Now it seems that the federal government is at last willing to stand up against the dietary supplements industry. Health and Human Services Secretary Tommy Thompson told reporters February 28 that a review of over 19,000 cases of people who had experienced serious health defects after taking ephedra had finally suggested that the products "may present a significant and unreasonable risk of illness and injury." Thompson said that he was investigating the possibility of imposing a warning label on the products.
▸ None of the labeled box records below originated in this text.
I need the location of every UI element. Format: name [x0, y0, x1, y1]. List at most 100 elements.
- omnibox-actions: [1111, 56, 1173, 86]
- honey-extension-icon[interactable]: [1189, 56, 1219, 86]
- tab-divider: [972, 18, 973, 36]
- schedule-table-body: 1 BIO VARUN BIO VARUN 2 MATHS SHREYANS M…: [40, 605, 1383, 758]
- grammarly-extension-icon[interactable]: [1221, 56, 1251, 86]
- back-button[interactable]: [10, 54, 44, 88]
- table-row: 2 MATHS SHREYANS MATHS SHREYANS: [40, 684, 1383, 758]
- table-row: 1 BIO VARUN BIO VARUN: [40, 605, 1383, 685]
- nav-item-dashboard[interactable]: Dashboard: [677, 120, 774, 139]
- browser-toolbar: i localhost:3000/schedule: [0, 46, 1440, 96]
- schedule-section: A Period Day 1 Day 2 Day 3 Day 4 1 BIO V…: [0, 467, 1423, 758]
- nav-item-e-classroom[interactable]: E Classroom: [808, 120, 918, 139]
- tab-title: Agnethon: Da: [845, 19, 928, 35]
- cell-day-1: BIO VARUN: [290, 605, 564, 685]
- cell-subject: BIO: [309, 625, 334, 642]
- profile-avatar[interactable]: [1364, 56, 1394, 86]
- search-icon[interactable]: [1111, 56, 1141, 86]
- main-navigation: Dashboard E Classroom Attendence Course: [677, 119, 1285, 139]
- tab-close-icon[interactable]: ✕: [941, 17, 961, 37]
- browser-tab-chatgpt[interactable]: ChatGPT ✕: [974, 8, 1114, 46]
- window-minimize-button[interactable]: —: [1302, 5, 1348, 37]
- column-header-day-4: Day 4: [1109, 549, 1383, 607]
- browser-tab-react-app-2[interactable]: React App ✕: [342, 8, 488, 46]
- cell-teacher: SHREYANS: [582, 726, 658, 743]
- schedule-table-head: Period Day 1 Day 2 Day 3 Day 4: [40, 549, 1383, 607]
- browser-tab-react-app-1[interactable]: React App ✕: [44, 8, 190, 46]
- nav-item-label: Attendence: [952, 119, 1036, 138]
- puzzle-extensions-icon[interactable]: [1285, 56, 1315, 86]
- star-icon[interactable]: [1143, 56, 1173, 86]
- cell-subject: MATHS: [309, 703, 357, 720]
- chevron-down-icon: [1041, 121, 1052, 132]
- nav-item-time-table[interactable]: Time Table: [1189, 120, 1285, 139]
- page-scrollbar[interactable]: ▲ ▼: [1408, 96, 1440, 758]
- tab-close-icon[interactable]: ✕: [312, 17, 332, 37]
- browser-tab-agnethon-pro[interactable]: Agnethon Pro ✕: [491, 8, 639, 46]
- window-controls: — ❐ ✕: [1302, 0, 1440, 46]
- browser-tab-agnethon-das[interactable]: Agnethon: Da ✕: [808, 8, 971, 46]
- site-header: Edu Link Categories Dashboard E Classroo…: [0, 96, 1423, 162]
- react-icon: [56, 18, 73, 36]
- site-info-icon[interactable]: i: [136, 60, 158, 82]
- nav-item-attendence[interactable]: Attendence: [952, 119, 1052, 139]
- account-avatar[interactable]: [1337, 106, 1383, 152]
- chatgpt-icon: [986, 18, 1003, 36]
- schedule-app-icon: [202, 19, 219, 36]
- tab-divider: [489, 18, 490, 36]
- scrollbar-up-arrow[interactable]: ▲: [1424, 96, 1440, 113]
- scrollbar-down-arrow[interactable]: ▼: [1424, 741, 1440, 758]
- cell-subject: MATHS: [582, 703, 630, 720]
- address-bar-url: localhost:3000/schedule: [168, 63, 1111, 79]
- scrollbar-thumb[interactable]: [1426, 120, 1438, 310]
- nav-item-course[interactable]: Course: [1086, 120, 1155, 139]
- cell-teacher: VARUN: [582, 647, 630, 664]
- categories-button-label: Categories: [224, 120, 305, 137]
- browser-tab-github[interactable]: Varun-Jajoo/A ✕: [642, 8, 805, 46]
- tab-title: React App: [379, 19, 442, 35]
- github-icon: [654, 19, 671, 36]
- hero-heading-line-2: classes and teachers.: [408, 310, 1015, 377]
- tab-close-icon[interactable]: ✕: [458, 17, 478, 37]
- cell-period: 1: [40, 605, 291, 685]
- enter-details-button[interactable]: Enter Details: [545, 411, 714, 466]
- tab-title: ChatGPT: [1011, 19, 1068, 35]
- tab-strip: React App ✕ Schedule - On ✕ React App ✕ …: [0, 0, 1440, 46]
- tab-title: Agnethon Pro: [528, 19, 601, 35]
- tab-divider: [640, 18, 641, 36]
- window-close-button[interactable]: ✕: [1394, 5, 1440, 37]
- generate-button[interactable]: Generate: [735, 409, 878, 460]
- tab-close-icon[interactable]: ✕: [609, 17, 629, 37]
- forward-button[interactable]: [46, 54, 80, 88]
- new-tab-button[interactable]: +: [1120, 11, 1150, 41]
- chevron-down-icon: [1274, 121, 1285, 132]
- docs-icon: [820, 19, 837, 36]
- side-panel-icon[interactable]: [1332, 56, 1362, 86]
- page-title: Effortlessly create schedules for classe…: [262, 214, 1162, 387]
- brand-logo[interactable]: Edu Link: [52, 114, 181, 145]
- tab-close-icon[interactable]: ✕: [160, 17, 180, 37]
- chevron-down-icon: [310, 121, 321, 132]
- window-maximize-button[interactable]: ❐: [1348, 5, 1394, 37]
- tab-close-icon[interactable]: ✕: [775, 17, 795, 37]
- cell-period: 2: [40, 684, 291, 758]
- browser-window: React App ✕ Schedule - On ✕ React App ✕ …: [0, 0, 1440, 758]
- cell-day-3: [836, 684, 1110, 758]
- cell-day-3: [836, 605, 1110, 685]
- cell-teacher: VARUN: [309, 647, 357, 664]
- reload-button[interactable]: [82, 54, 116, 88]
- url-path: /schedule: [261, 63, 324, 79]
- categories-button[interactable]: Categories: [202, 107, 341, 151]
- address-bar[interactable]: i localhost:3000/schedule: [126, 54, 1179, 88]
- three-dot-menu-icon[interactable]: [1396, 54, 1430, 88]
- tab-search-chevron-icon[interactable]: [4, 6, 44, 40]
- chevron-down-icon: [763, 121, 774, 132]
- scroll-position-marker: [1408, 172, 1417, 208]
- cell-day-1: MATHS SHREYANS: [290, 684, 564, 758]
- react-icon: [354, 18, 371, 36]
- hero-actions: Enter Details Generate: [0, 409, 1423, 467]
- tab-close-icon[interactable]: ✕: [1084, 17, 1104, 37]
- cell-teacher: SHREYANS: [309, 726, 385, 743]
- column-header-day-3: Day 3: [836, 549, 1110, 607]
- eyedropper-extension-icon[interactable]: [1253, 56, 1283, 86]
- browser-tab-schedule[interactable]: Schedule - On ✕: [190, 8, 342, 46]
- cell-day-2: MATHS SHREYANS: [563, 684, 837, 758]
Public Citizen, of course, said that the product should be banned outright, although given its occasional legitimate therapeutic use, that might seem a little harsh.

Yet probably the most important thing to come out of the renewed focus on ephedra since Bechler's death is not the long-overdue proposal to regulate ephedra as a dangerous substance, but the realization that the DSHEA gives a free pass to supplements whose claims are based on pseudoscience. Thompson told reporters, "It is surprising to me that drugs have to prove their safety in order to get approved (but) dietary supplements, on the other hand, we have to prove they are unsafe in order to get them off the market." It is a strange world indeed where the scientific is regulated but the unscientific gets to go unregulated.